Demeure d'Ilhan - 8 janvier 1763
Sa maisonnée n’était qu’agitation. Une agitation ordonnée qui n’avait rien de frénétique, mais une agitation quand même. Luna Kohan était en visite diplomatique à Délimar et s'était enquis d'une visite de courtoisie chez son ancien conseiller. Dihya, sa régente de maison, avait alors fait les choses en grand. Quand bien même leurs finances frisaient le zéro absolu, tous avaient voulu que cette visite, placée sous le sceau d’anciennes amitiés, ou du moins de bonnes relations cordiales, puisse rendre honneur à la princesse. Ilhan avait honte de savoir que ses propres employés avaient voulu se cotiser pour payer les frais que cela occasionnait. Mais ils avaient tant insisté… Il avait senti qu’un refus trop catégorique les aurait blessés. Alors il s’était assis sur son orgueil mal placé, une fois encore, et les avait laissé faire. Notant toutefois les frais dépensés, qu’il comptait bien rembourser un jour. Sous une autre forme peut-être. Une augmentation sûrement… si le comptable que lui avait proposé Tryghild redressait la situation et lui permettait de remettre les choses à plat.
C’était donc agitation pour tout préparer. Rien qui ne soit outrancier, rien qui ne soit démesuré. Non la maison Avente restait sobre, noble, digne, et restait l'incarnation du raffinement, telles que le voulaient les mœurs de leur ancienne ville perdue. De délicates senteurs d’encens embaumaient de douces flagrances la maisonnée, sans pour autant devenir oppressantes. Les murs se paraient de quelques décorations florales et de belles soieries althaïennes, que la femme de Shan et Dihya avaient tissé toutes deux, exprès pour l’occasion. Elles comptaient bien en faire cadeau à la princesse et lui confier quelques soieries tissées à l’althaïenne pour la Cour de Sélénia. Dont quelques-unes spécifiquement dédiées à la jeune princesse Victoria, encore restée à Sélénia. Dihya avait préparé quelques mets sucrés dont elle avait le secret, chocolats à la menthe, et, nouveauté, chocolats fourrés à la liqueur spécifique d'Althaïa, caramels légèrement salés, et gâteaux à l’amande en forme de cône ou de demie-lune. Du thé à l’althaïenne, macéré avec des feuilles de menthe tout entières et du sucre en quantité, les attendait. Tout était paré.
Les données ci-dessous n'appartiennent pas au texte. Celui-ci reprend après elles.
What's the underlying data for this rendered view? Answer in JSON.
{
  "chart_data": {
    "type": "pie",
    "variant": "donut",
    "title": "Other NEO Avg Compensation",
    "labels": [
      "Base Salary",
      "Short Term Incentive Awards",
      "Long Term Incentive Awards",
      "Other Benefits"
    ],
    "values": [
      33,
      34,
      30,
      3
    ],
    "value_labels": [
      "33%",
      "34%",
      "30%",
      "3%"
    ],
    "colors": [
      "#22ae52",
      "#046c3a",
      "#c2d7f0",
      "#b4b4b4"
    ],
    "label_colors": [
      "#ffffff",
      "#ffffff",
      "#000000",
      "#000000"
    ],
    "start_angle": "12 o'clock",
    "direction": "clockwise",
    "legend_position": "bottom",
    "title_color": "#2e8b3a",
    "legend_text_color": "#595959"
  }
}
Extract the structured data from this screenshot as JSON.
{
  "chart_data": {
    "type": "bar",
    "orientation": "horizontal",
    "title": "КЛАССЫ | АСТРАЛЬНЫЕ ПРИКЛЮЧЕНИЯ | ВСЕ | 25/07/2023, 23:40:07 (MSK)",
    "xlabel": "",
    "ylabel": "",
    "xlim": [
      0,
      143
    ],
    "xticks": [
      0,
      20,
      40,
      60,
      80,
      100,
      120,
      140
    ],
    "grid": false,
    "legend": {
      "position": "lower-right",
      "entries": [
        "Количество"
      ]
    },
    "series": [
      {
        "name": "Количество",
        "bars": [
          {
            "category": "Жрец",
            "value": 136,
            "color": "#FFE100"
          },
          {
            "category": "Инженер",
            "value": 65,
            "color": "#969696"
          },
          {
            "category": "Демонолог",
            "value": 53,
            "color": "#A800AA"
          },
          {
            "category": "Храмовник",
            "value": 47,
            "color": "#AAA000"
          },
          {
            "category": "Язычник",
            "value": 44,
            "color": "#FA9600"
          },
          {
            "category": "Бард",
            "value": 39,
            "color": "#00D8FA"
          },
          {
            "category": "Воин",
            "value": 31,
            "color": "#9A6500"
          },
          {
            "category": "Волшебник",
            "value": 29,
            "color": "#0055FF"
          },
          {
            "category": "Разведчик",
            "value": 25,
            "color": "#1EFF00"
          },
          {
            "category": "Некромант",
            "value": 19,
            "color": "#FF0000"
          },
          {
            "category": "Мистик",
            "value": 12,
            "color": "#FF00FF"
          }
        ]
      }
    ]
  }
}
Même les membres de sa maisonnée. Même Dimitri, son fidèle garde du corps comme il s’était attitré le titre, avait fait un effort de présentation. Ilhan lui avait toutefois demandé de ne pas trop se montrer. Il ne voulait pas que l’homme effraye la princesse par sa présence. Tous étaient ainsi prêts, nerveux, et piétinaient, attendant l’arrivée tant désirée. Quand enfin les carillons de la porte chantèrent au vent alors qu’on en agitait la petite corde. Tous s’empressèrent de rejoindre le vestibule d’entrée. Ilhan les accompagna. Cette fois-ci, il se devait d’accueillir son invité lui aussi. D’un signe de tête, il enjoignit Dihya à ouvrir la porte.
La jeune femme obtempéra et s’empressa de saluer leur invitée d’une belle révérence.
– Que le soleil illumine votre journée, noble invitée, fit-elle en un salut typique d’Althaïa, la tête baissée.
Elle se redressa, mais ne releva pas les yeux pour autant. Pas tant que la princesse ne lui ordonnait pas, rang obligeait. Tous imitèrent Dihya, sauf Ilhan qui observait la scène avec un doux sourire. Il connaissait assez Luna Kohan pour savoir qu’elle n’était pas formelle sur le protocole, mais ses gens avaient tenu à le suivre.
– Dihya est mon nom et nous sommes en ce jour à votre service.
Ilhan s’avança enfin d’un pas, et offrit à son tour une révérence en guise de salut à la princesse. Même si elle ne fut pas aussi marquée que lorsqu’il était conseiller des Kohan. Une très légère différence, mais qui suffisait pour qui le connaissait à comprendre le message. " Je respecte le protocole, reconnais votre rang, mais ne vous accorde toutefois pas mon allégeance. "
– C’est un honneur que de recevoir votre visite, Princesse Kohan, fit-il enfin de sa voix grave et posée, en un léger sourire. Je vous en prie, notre maisonnée vous est ouverte.
Et dans un geste, il lui indiqua d’entrer tout en se redressant. Réfrénant une grimace lorsque son dos protesta.